Prefeitura ganha carta branca para indicações políticas 21-Aug-09

Gazeta do Povo | Euclides Lucas Garcia | Vida Pública


Gazeta do Povo | Euclides Lucas Garcia | Vida Pública

Em duas sessões fechadas realizadas na última terça-feira, os vereadores de São José dos Pinhais, na Grande Curitiba, deram carta branca para a prefeitura indicar, se quiser, aliados políticos para cargos de confiança. A Câmara local aprovou uma lei que reduz de 30% para 5% o porcentual de car­­­gos comissionados da prefeitura que obrigatoriamente têm de ser ocupados por funcionários de carreira.

A aprovação do projeto revoltou o sindicato dos servidores municipais. Desde o início do mês, sindicalistas permanecem em frente da Câmara sem poder assistir às sessões. O fechamento da Câ­­mara para o público foi decretado devido ao risco de contágio da gripe suína.


Distrorções
Segundo a prefeitura, o projeto aprovado nesta semana visa a corrigir distorções administrativas e trazer benefícios aos servidores. A proposta, que altera o Plano de Cargos, Carreiras e Vencimentos dos funcionários municipais, foi enviada ao Legislativo pelo prefeito Ivan Rodrigues (PTB).

De acordo com ele, a alteração se justifica porque a legislação de São José dos Pinhais não previa gratificação por função, ao contrário do que ocorre em outras administrações municipais. “Para subir na carreira, o funcionário tinha de receber um cargo de confiança, o que caracteriza desvio de função”, disse. “Por isso fizemos algumas alterações preliminares com o in­­­tuito de beneficiar os servidores.” Rodrigues afirmou que, até o fim do ano, uma ampla reforma deverá ser implantada para corrigir ou­­tros problemas administrativos.

O Sindicato dos Servidores Públicos Municipais, no entanto, alega que o prefeito não cumpriu o acordo de discutir o projeto com a categoria, que acabou aprovado a portas fechadas na Câmara. Para Nelson Castanho, presidente da entidade, a medida facilitará a contratação de novos funcionários comissionados por meio de indicação políticas, o que pode levar ao clientelismo e desperdício de dinheiro público.
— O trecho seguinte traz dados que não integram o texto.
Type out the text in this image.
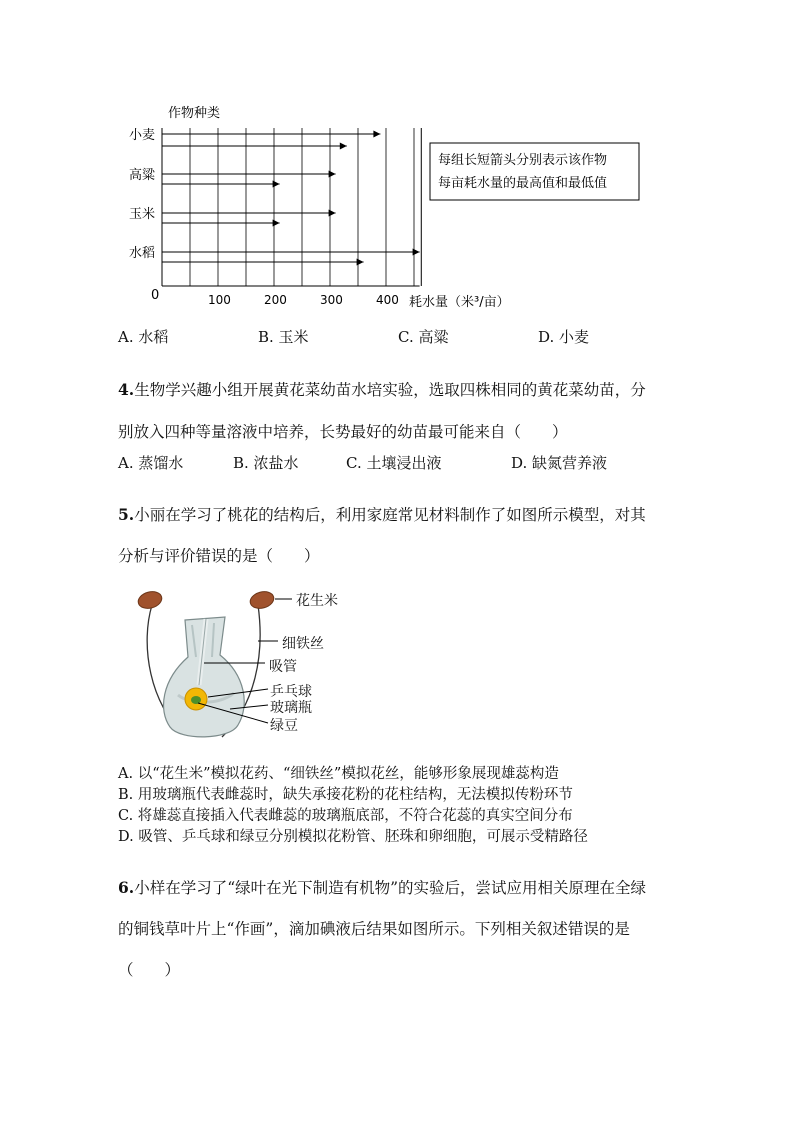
小麦
高粱
玉米
水稻
100	200	300	400
作物种类
0	耗水量（米³/亩）
每组长短箭头分别表示该作物
每亩耗水量的最高值和最低值
A. 水稻	B. 玉米	C. 高粱	D. 小麦
4.生物学兴趣小组开展黄花菜幼苗水培实验，选取四株相同的黄花菜幼苗，分
别放入四种等量溶液中培养，长势最好的幼苗最可能来自（　　）
A. 蒸馏水	B. 浓盐水	C. 土壤浸出液	D. 缺氮营养液
5.小丽在学习了桃花的结构后，利用家庭常见材料制作了如图所示模型，对其
分析与评价错误的是（　　）
花生米
细铁丝
吸管
乒乓球
玻璃瓶
绿豆
A. 以“花生米”模拟花药、“细铁丝”模拟花丝，能够形象展现雄蕊构造
B. 用玻璃瓶代表雌蕊时，缺失承接花粉的花柱结构，无法模拟传粉环节
C. 将雄蕊直接插入代表雌蕊的玻璃瓶底部，不符合花蕊的真实空间分布
D. 吸管、乒乓球和绿豆分别模拟花粉管、胚珠和卵细胞，可展示受精路径
6.小样在学习了“绿叶在光下制造有机物”的实验后，尝试应用相关原理在全绿
的铜钱草叶片上“作画”，滴加碘液后结果如图所示。下列相关叙述错误的是
（　　）
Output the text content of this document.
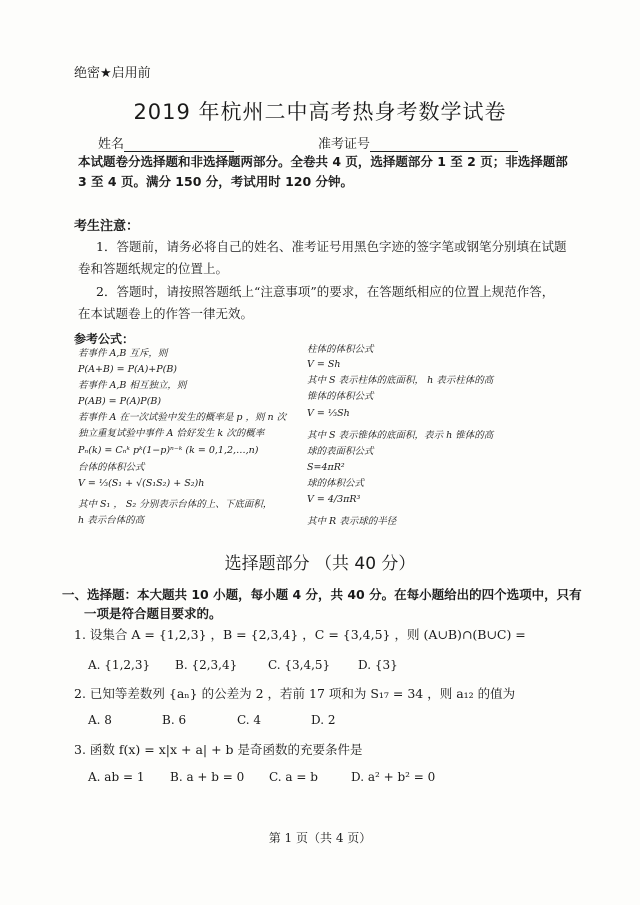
绝密★启用前
2019 年杭州二中高考热身考数学试卷
姓名	准考证号
本试题卷分选择题和非选择题两部分。全卷共 4 页，选择题部分 1 至 2 页；非选择题部
3 至 4 页。满分 150 分，考试用时 120 分钟。
考生注意：
1．答题前，请务必将自己的姓名、准考证号用黑色字迹的签字笔或钢笔分别填在试题
卷和答题纸规定的位置上。
2．答题时，请按照答题纸上“注意事项”的要求，在答题纸相应的位置上规范作答，
在本试题卷上的作答一律无效。
参考公式：
若事件 A,B 互斥，则
P(A+B) = P(A)+P(B)
若事件 A,B 相互独立，则
P(AB) = P(A)P(B)
若事件 A 在一次试验中发生的概率是 p ，则 n 次
独立重复试验中事件 A 恰好发生 k 次的概率
Pₙ(k) = Cₙᵏ pᵏ(1−p)ⁿ⁻ᵏ (k = 0,1,2,…,n)
台体的体积公式
V = ⅓(S₁ + √(S₁S₂) + S₂)h
其中 S₁ ， S₂ 分别表示台体的上、下底面积，
h 表示台体的高
柱体的体积公式
V = Sh
其中 S 表示柱体的底面积， h 表示柱体的高
锥体的体积公式
V = ⅓Sh
其中 S 表示锥体的底面积，表示 h 锥体的高
球的表面积公式
S=4πR²
球的体积公式
V = 4/3πR³
其中 R 表示球的半径
选择题部分 （共 40 分）
一、选择题：本大题共 10 小题，每小题 4 分，共 40 分。在每小题给出的四个选项中，只有
一项是符合题目要求的。
1. 设集合 A = {1,2,3} ，B = {2,3,4} ，C = {3,4,5} ，则 (A∪B)∩(B∪C) =
A. {1,2,3} B. {2,3,4}	C. {3,4,5} D. {3}
2. 已知等差数列 {aₙ} 的公差为 2 ，若前 17 项和为 S₁₇ = 34 ，则 a₁₂ 的值为
A. 8	B. 6	C. 4	D. 2
3. 函数 f(x) = x|x + a| + b 是奇函数的充要条件是
A. ab = 1 B. a + b = 0 C. a = b	D. a² + b² = 0
第 1 页（共 4 页）
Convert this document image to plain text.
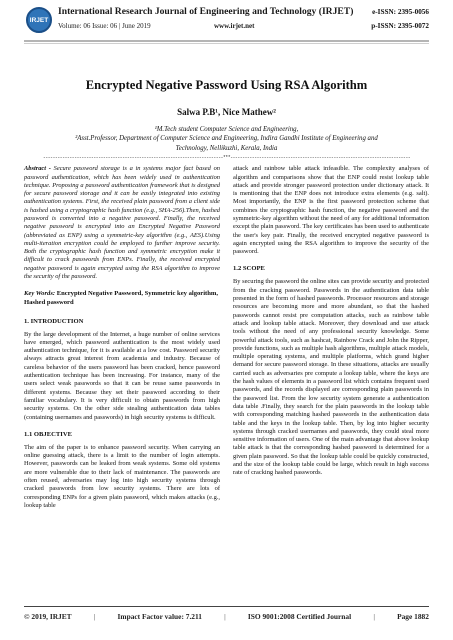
IRJET
International Research Journal of Engineering and Technology (IRJET)
Volume: 06 Issue: 06 | June 2019	www.irjet.net
e-ISSN: 2395-0056
p-ISSN: 2395-0072
Encrypted Negative Password Using RSA Algorithm
Salwa P.B¹, Nice Mathew²
¹M.Tech student Computer Science and Engineering,
²Asst.Professor, Department of Computer Science and Engineering, Indira Gandhi Institute of Engineering and
Technology, Nellikuzhi, Kerala, India
---------------------------------------------------------------------------***---------------------------------------------------------------------------

Abstract - Secure password storage is a in systems major fact based on password authentication, which has been widely used in authentication technique. Proposing a password authentication framework that is designed for secure password storage and it can be easily integrated into existing authentication systems. First, the received plain password from a client side is hashed using a cryptographic hash function (e.g., SHA-256).Then, hashed password is converted into a negative password. Finally, the received negative password is encrypted into an Encrypted Negative Password (abbreviated as ENP) using a symmetric-key algorithm (e.g., AES).Using multi-iteration encryption could be employed to further improve security. Both the cryptographic hash function and symmetric encryption make it difficult to crack passwords from ENPs. Finally, the received encrypted negative password is again encrypted using the RSA algorithm to improve the security of the password.

Key Words: Encrypted Negative Password, Symmetric key algorithm, Hashed password

1. INTRODUCTION

By the large development of the Internet, a huge number of online services have emerged, which password authentication is the most widely used authentication technique, for it is available at a low cost. Password security always attracts great interest from academia and industry. Because of careless behavior of the users password has been cracked, hence password authentication technique has been increasing. For instance, many of the users select weak passwords so that it can be reuse same passwords in different systems. Because they set their password according to their familiar vocabulary. It is very difficult to obtain passwords from high security systems. On the other side stealing authentication data tables (containing usernames and passwords) in high security systems is difficult.

1.1 OBJECTIVE

The aim of the paper is to enhance password security. When carrying an online guessing attack, there is a limit to the number of login attempts. However, passwords can be leaked from weak systems. Some old systems are more vulnerable due to their lack of maintenance. The passwords are often reused, adversaries may log into high security systems through cracked passwords from low security systems. There are lots of corresponding ENPs for a given plain password, which makes attacks (e.g., lookup table

attack and rainbow table attack infeasible. The complexity analyses of algorithm and comparisons show that the ENP could resist lookup table attack and provide stronger password protection under dictionary attack. It is mentioning that the ENP does not introduce extra elements (e.g. salt). Most importantly, the ENP is the first password protection scheme that combines the cryptographic hash function, the negative password and the symmetric-key algorithm without the need of any for additional information except the plain password. The key certificates has been used to authenticate the user's key pair. Finally, the received encrypted negative password is again encrypted using the RSA algorithm to improve the security of the password.

1.2 SCOPE

By securing the password the online sites can provide security and protected from the cracking password. Passwords in the authentication data table presented in the form of hashed passwords. Processor resources and storage resources are becoming more and more abundant, so that the hashed passwords cannot resist pre computation attacks, such as rainbow table attack and lookup table attack. Moreover, they download and use attack tools without the need of any professional security knowledge. Some powerful attack tools, such as hashcat, Rainbow Crack and John the Ripper, provide functions, such as multiple hash algorithms, multiple attack models, multiple operating systems, and multiple platforms, which grand higher demand for secure password storage. In these situations, attacks are usually carried such as adversaries pre compute a lookup table, where the keys are the hash values of elements in a password list which contains frequent used passwords, and the records displayed are corresponding plain passwords in the password list. From the low security system generate a authentication data table .Finally, they search for the plain passwords in the lookup table with corresponding matching hashed passwords in the authentication data table and the keys in the lookup table. Then, by log into higher security systems through cracked usernames and passwords, they could steal more sensitive information of users. One of the main advantage that above lookup table attack is that the corresponding hashed password is determined for a given plain password. So that the lookup table could be quickly constructed, and the size of the lookup table could be large, which result in high success rate of cracking hashed passwords.

© 2019, IRJET	|	Impact Factor value: 7.211	|	ISO 9001:2008 Certified Journal	|	Page 1882
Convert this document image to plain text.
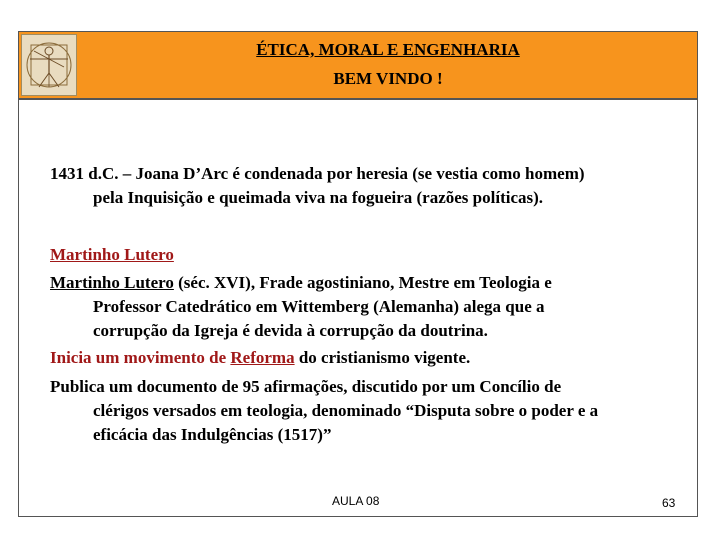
ÉTICA, MORAL E ENGENHARIA
BEM VINDO !
1431 d.C. – Joana D’Arc é condenada por heresia (se vestia como homem)
pela Inquisição e queimada viva na fogueira (razões políticas).
Martinho Lutero
Martinho Lutero (séc. XVI), Frade agostiniano, Mestre em Teologia e
Professor Catedrático em Wittemberg (Alemanha) alega que a
corrupção da Igreja é devida à corrupção da doutrina.
Inicia um movimento de Reforma do cristianismo vigente.
Publica um documento de 95 afirmações, discutido por um Concílio de
clérigos versados em teologia, denominado “Disputa sobre o poder e a
eficácia das Indulgências (1517)”
AULA 08	63
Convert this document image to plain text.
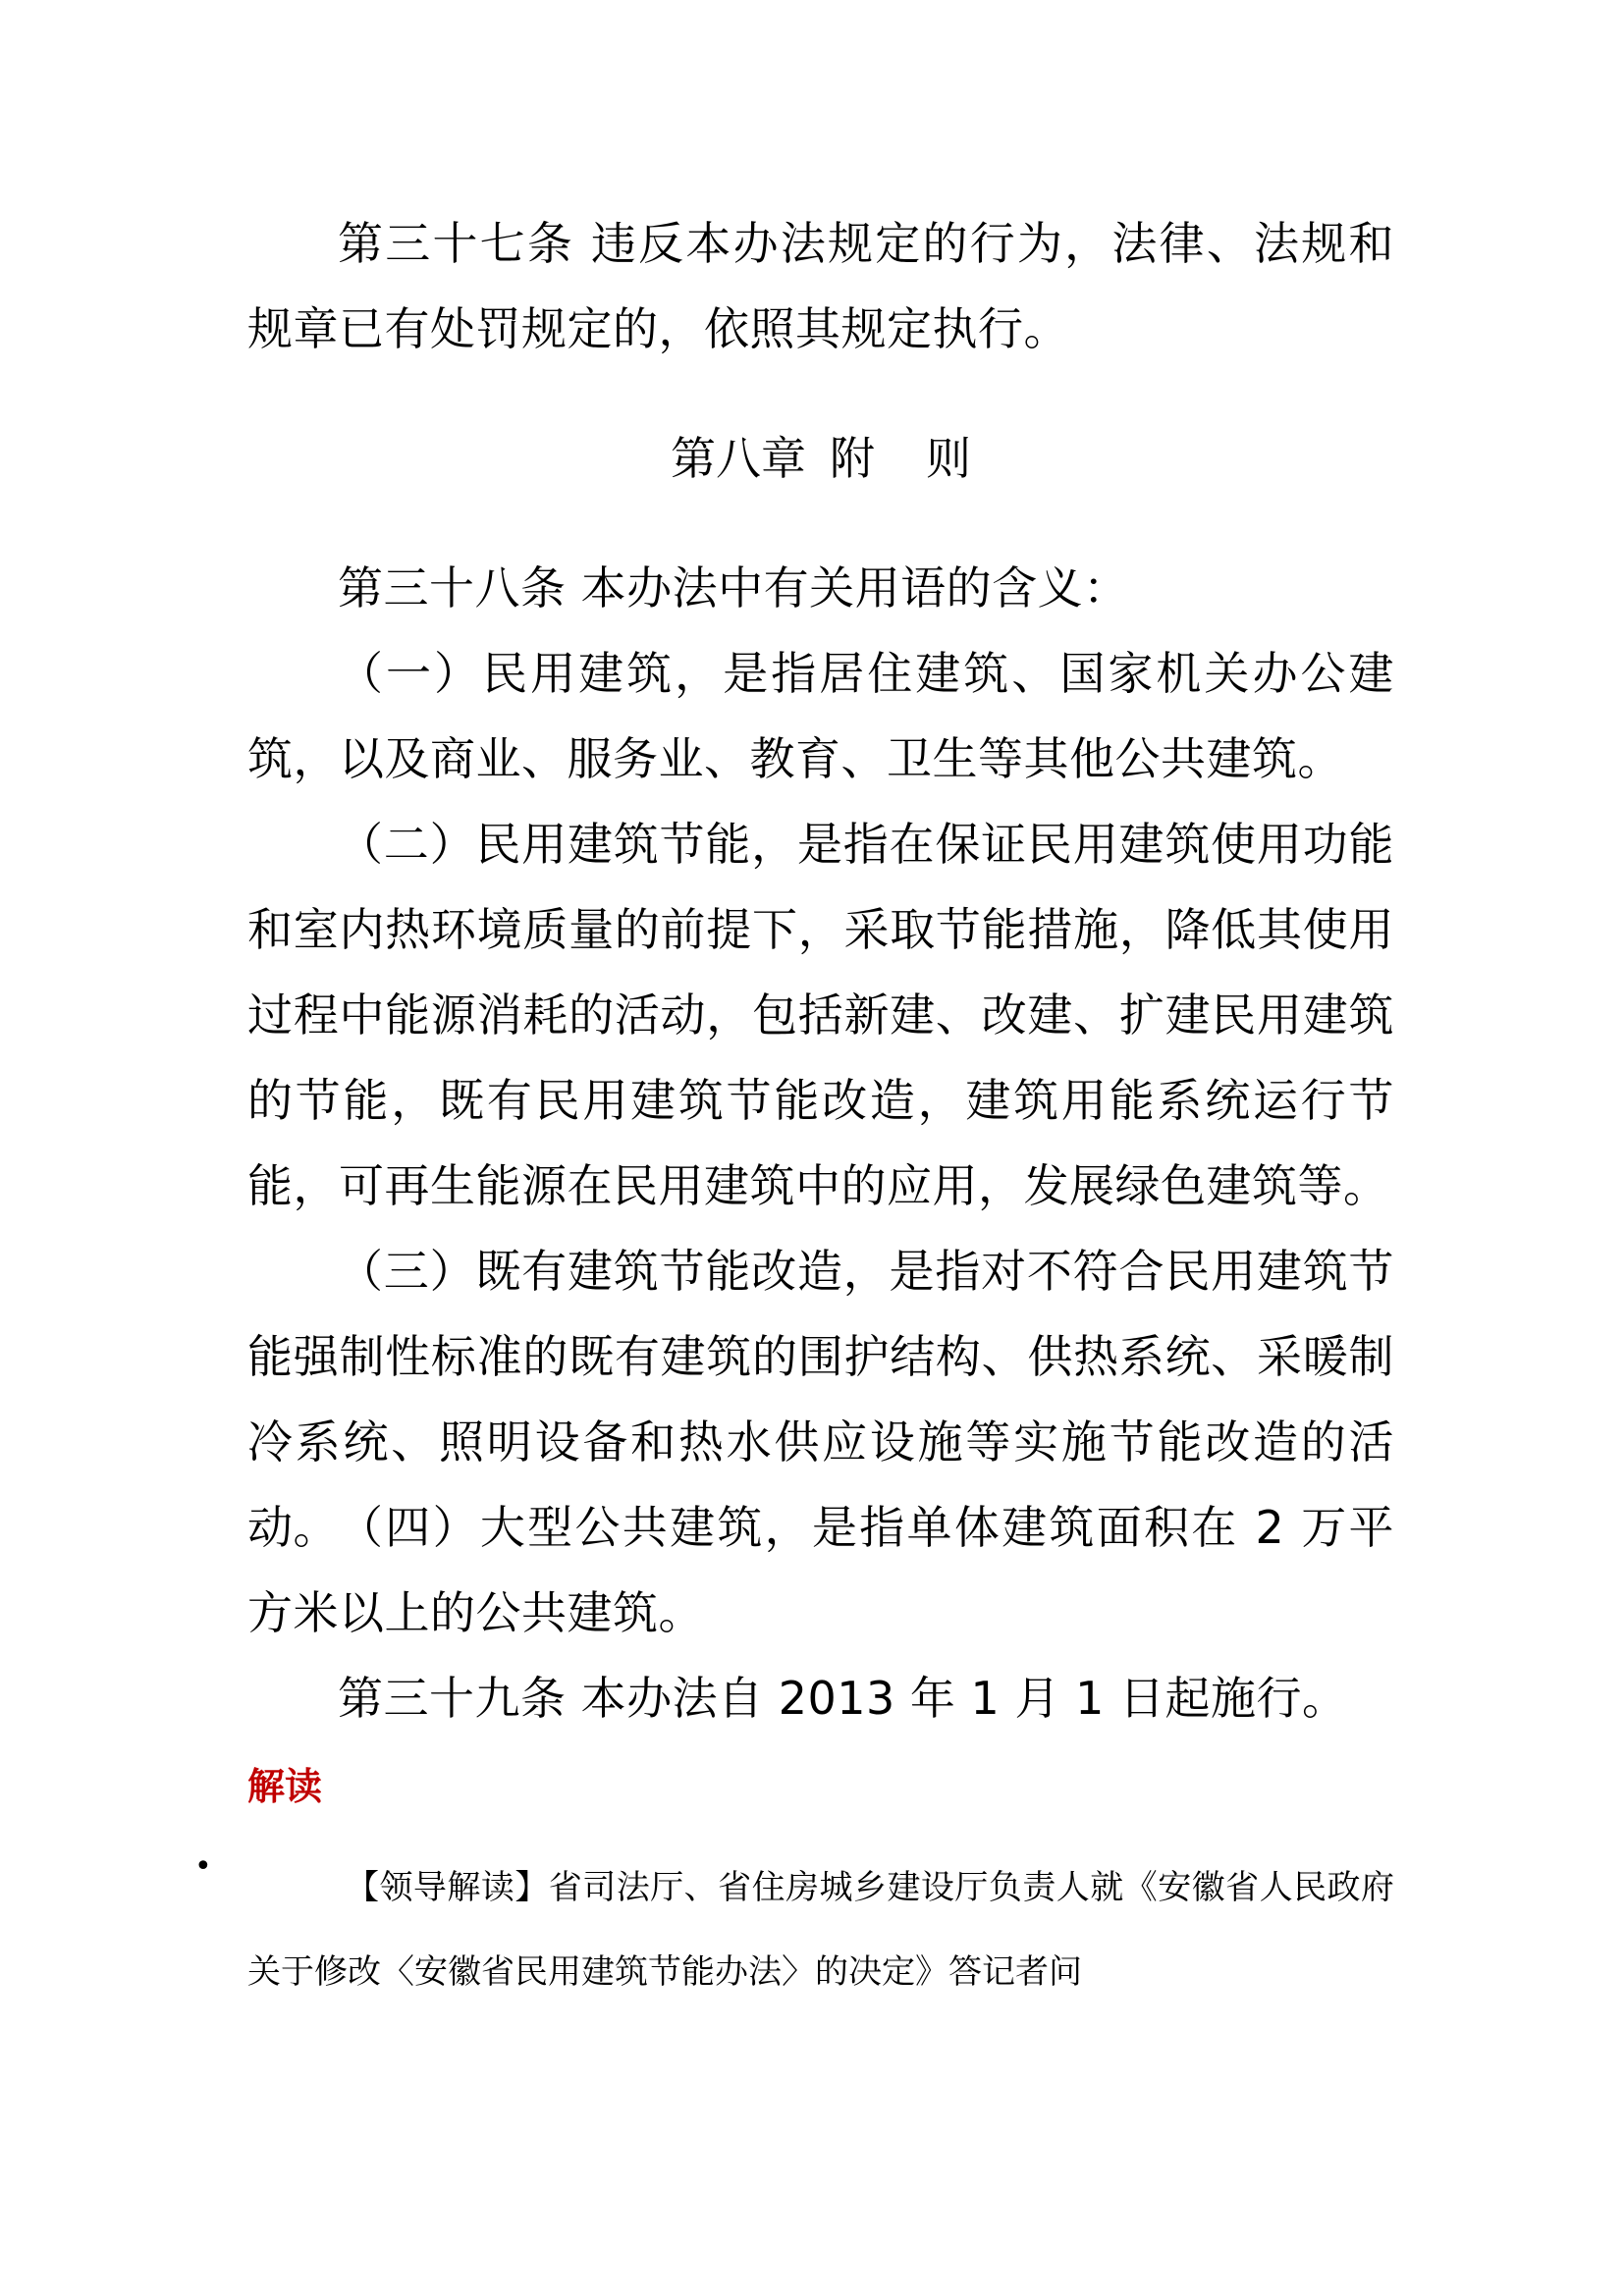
第三十七条 违反本办法规定的行为，法律、法规和规章已有处罚规定的，依照其规定执行。

第八章 附 则

第三十八条 本办法中有关用语的含义：

（一）民用建筑，是指居住建筑、国家机关办公建筑，以及商业、服务业、教育、卫生等其他公共建筑。

（二）民用建筑节能，是指在保证民用建筑使用功能和室内热环境质量的前提下，采取节能措施，降低其使用过程中能源消耗的活动，包括新建、改建、扩建民用建筑的节能，既有民用建筑节能改造，建筑用能系统运行节能，可再生能源在民用建筑中的应用，发展绿色建筑等。

（三）既有建筑节能改造，是指对不符合民用建筑节能强制性标准的既有建筑的围护结构、供热系统、采暖制冷系统、照明设备和热水供应设施等实施节能改造的活动。 （四）大型公共建筑，是指单体建筑面积在 2 万平方米以上的公共建筑。

第三十九条 本办法自 2013 年 1 月 1 日起施行。

解读

•

【领导解读】省司法厅、省住房城乡建设厅负责人就《安徽省人民政府关于修改〈安徽省民用建筑节能办法〉的决定》答记者问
Castanho disse ainda que a criação das funções gratificadas não é garantia de que as vagas serão ocupadas por servidores de carreira. “Não há critérios objetivos para definir quem ocupará essas funções”, argumentou. “Isso trará uma avalanche de nomeações co­­­missionadas, além das inúmeras que já existem.”

O prefeito rebateu as declarações do sindicalista e garantiu que as vagas dos servidores de carreira não serão ameaçadas. “Eles não perderão espaço. Ao contrário disso, iremos eliminar um problema de desvio de função na prefeitura”, declarou. “Mas defendo que a legislação não pode impor essa obrigatoriedade em relação aos comissionados. Cargo de confiança é cargo de confiança.”


Unanimidade
Castanho questiona também a falta de debate sobre os projetos que tramitam na Câmara, sobretudo aqueles enviados pelo Executivo. Apesar de apenas três dos 14 vereadores fazerem parte da base aliada do prefeito, a maioria das propostas é aprovada por unanimidade, sem discussão em plenário. “Por causa da gripe suína ficamos do lado de fora e nem sabemos o que os vereadores estão votando”, criticou o presidente do sindicato. “Por que esse medo de ouvir a opinião do povo?”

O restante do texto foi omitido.